Money anxiety has long been a major stressor for Americans, and a new poll from the American Psychological Association confirms it’s still the main cause of stress nationwide. (1) But would you have guessed it has a larger effect on women than men?
The same study shows it’s more often a “significant source of stress” for women than men, with 68% of women agreeing versus just 61% of men.
How do men and women feel about financial security versus material wealth? The 2017 Charles Schwab Modern Wealth Index survey indicates that women would rather feel secure about their money than have luxuries. (2) And when surveyors asked women to choose between never having to worry about their financial future or having the ability to buy anything they want, 84% said they would opt for peace of mind. Some men agreed, but women were 8% more likely to lean toward financial security.
Taken together, those facts point to something experience confirms: when couples hear about our advice to save up three to six months’ worth of living expenses in an emergency fund, wives are more likely than husbands to vote for the six-month end of the spectrum. And it also helps you to understand more about how women are likely to feel while working from Baby Step One (the starter emergency fund of $1,000) to Baby Step Two (paying off all debt) to perhaps her favorite Baby Step Three (that big, beautiful and full emergency fund).
Focusing on the peace of mind you can both experience when you hit Baby Step Three may go a long way toward helping you and your spouse to have more peaceful budget committee meetings!

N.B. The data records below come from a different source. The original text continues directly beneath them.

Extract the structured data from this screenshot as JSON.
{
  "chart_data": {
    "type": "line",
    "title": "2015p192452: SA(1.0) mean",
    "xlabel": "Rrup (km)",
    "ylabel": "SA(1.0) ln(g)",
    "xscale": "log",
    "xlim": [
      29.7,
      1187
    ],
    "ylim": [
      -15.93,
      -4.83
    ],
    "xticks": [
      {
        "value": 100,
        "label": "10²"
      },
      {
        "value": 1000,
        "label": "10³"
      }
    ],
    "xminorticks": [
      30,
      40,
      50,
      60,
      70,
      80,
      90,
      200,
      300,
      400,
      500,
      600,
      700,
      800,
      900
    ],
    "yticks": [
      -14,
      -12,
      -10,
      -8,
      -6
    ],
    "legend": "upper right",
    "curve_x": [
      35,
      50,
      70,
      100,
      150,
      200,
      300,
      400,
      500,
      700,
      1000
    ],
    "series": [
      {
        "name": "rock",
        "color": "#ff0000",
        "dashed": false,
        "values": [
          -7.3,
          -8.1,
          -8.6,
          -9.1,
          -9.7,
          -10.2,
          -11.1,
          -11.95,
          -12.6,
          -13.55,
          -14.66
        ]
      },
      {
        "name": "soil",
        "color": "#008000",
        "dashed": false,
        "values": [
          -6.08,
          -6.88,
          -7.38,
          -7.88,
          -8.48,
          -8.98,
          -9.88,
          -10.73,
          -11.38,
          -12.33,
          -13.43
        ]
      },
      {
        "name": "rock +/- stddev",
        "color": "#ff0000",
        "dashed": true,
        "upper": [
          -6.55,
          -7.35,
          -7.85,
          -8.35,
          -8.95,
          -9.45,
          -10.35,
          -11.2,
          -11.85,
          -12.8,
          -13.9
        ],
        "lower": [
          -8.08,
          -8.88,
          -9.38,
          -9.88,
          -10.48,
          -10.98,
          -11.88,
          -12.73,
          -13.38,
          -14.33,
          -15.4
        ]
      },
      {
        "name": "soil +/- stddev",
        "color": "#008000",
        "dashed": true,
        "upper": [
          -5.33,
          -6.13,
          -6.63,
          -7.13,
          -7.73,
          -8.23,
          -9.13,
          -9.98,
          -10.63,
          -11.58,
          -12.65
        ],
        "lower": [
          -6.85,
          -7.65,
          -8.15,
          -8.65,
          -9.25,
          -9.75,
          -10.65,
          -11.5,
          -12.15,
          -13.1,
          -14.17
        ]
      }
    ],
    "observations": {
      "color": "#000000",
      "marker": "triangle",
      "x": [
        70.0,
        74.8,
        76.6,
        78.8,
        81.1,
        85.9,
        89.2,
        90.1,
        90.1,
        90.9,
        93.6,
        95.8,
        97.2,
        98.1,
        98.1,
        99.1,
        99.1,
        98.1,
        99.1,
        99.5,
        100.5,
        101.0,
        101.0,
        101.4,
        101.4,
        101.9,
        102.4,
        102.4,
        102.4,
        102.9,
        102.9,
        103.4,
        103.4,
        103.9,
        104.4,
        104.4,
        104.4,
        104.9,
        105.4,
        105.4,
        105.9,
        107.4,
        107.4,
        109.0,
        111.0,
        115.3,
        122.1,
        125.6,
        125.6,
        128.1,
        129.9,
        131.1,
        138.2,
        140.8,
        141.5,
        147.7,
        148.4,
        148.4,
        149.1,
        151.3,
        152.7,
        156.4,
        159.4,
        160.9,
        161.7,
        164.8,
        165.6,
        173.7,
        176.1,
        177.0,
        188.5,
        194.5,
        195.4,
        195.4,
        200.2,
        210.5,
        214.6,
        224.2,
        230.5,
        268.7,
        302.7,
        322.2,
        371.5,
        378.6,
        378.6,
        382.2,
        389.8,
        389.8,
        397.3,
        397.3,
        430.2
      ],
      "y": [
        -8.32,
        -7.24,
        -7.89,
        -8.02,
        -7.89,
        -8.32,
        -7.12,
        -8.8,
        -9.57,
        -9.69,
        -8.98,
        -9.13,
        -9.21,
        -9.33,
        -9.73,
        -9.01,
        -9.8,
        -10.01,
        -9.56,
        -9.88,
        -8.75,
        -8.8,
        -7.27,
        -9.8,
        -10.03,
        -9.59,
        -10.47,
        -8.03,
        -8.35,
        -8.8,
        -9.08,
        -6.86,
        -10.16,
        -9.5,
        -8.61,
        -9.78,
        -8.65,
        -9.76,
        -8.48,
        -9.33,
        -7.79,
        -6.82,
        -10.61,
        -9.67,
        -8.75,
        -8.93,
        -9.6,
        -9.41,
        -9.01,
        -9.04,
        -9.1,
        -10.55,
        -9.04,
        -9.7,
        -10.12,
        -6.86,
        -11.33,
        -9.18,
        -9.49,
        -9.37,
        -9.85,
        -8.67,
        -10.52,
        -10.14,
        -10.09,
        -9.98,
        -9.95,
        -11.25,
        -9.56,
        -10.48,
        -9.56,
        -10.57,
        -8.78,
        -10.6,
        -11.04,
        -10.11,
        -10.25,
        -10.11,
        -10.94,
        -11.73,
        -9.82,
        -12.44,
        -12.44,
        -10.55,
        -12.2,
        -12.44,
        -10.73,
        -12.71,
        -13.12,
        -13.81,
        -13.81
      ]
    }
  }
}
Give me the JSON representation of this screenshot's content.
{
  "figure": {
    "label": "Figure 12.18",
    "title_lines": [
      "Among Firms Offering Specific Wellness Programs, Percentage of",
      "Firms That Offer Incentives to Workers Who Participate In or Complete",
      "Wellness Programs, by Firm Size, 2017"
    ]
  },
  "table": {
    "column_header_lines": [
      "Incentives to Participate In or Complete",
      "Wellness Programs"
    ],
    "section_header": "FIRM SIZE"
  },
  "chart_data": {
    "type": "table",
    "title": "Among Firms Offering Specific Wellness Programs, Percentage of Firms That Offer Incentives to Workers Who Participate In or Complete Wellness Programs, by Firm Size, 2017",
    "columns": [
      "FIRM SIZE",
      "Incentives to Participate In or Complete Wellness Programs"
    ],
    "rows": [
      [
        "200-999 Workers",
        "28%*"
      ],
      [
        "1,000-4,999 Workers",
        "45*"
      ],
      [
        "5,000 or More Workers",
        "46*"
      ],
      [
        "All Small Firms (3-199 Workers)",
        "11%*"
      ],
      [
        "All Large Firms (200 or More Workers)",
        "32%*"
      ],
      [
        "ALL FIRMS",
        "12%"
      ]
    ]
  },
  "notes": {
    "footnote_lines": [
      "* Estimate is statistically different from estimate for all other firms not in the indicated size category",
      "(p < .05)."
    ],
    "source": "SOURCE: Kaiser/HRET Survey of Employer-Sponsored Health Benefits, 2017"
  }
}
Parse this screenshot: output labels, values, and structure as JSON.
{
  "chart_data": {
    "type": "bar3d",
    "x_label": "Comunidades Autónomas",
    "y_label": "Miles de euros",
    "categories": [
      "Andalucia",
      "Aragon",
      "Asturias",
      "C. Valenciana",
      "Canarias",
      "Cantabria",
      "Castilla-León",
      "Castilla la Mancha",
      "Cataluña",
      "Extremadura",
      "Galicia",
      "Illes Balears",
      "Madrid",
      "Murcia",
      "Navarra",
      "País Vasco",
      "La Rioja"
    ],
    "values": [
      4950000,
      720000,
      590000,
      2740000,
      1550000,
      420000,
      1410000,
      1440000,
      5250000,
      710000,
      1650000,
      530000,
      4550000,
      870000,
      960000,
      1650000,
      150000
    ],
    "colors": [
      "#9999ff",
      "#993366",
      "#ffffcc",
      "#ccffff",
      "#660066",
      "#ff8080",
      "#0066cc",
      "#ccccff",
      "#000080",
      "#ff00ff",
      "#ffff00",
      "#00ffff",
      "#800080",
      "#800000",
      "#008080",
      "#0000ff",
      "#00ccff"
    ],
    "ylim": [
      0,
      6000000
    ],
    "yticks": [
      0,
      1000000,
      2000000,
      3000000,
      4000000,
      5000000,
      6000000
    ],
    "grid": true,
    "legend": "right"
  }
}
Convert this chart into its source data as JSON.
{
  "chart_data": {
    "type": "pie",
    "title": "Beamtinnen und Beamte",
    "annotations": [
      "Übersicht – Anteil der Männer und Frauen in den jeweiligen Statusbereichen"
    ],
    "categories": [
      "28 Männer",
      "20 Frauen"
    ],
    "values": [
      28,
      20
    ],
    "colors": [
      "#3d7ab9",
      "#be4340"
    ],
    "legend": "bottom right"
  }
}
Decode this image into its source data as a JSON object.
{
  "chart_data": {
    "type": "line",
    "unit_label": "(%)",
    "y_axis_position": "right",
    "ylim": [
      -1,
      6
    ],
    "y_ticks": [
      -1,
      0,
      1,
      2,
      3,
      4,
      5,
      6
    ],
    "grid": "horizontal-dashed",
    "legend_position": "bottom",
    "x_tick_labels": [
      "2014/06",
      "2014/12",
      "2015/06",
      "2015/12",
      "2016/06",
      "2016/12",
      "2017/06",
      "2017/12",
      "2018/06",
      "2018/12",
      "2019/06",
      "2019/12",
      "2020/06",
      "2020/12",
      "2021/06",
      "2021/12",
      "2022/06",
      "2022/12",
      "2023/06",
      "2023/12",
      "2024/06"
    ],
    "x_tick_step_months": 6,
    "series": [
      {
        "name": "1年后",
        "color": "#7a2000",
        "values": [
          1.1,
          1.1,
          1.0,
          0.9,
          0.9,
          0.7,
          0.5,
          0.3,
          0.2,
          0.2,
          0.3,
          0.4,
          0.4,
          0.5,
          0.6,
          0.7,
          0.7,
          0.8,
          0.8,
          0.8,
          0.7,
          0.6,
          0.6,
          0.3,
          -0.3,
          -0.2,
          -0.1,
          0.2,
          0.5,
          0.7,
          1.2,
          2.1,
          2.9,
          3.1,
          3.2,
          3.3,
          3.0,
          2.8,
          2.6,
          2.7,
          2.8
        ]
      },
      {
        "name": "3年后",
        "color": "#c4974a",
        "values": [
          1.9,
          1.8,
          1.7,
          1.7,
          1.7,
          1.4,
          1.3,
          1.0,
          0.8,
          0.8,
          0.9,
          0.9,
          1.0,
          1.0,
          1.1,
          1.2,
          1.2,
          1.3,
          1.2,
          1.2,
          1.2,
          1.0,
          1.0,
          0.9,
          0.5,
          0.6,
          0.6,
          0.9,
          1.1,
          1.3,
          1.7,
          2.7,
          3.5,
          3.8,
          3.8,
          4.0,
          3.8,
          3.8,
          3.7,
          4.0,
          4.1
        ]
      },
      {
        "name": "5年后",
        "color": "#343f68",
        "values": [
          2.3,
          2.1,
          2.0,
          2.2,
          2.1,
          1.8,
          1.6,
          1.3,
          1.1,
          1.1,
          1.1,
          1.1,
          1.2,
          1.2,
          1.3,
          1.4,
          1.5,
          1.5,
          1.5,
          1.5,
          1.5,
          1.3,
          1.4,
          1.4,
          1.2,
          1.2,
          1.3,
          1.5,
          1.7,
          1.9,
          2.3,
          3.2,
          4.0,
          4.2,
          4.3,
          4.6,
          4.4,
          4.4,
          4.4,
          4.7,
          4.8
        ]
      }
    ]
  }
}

Why $1,000 Just Isn’t Enough
When you’re first starting out to get to a healthy place with your money, small wins are essential to your success. That’s why we advise everyone to begin by saving up a starter emergency fund of $1,000 as fast as possible. For many people, knocking out Baby Step One is the first time they’ve ever seen a four-digit bank balance anywhere!
Next comes the series of small wins you feel as you knock your debts out from smallest to largest using the Debt Snowball method. Reaching a place where you’re debt-free is an awesome feeling and creates powerful unity in a marriage. For many couples, finishing Baby Step Two gives them a sense that they’ve turned a major corner in their journey together.
But at that point, your emergency fund should be giving you a funny feeling—the feeling you need to do more. It may show up as concern, hope, or just an itch to save. However that feeling hits you, you need to act on it! Why? Because it’s rooted in the reality that emergencies really do happen—big ones! Everything from hospital bills and broken-down hot water heaters to totaled pickup trucks. And when they strike, the absolute last thing you want to do is go back into debt to pay for them. After all, you worked way too hard on your Debt Snowball to start borrowing your way through life again.
How Big Does the Full Fund Need to Be?
Well, as we mentioned before, you’ll want to save up three months’ worth of living expenses at the very least. That might sound fine to you, or it might sound low. Chances are, your spouse will lean one way or the other. Plan to talk together about how big it should be, and be willing to flex in their direction. That’s especially good advice if they’re asking to push the emergency fund higher than you want, because you can never go wrong with a six-month fund.
Here are a couple of other factors that could make a six-month fund a better choice for you:
If you pay the bills through straight commission work or you’re self-employed, you’re likely to face more financial dry spells than salaried workers do.
If you’re in a one-income household, a job loss would mean a 100% cut in income, and you’re going to need every penny in your emergency fund.
Frequent medical problems or chronic health issues make a six-month fund a great idea.
What’s the Definition of a Month’s Worth of Living Expenses?
This is pretty simple. What would it take for you to live for a whole month if you suddenly lost all of your income? This means all the basics like:
Your rent or mortgage
Your household utilities
Your vehicles and gas
Then you multiply that by three, four, five or six depending on what you and your spouse decided together. For most people, this fund is going to range from $5,000 to $25,000.
What’s the Reasoning Behind the Three- to Six-Month Dollar Range?
The basic idea here is that when something awful happens like a sudden job loss or onset of illness, you won’t be able to snap your fingers and replace your income. You’ll need some time—not only to rest and think, but also to pursue a new plan going forward. And your ability to do that will be greatly enhanced if you have a big cushion in place between yourself and the bills. In case you’ve never heard, those still come due no matter how painful life becomes.
Having a big, full emergency fund can do you and your spouse a world of good. When you’ve completed this step, the news just gets better and better. You’re not only debt-free and protected from emergencies, but you’re also now in a position to begin investing in your future! Think about the possibilities!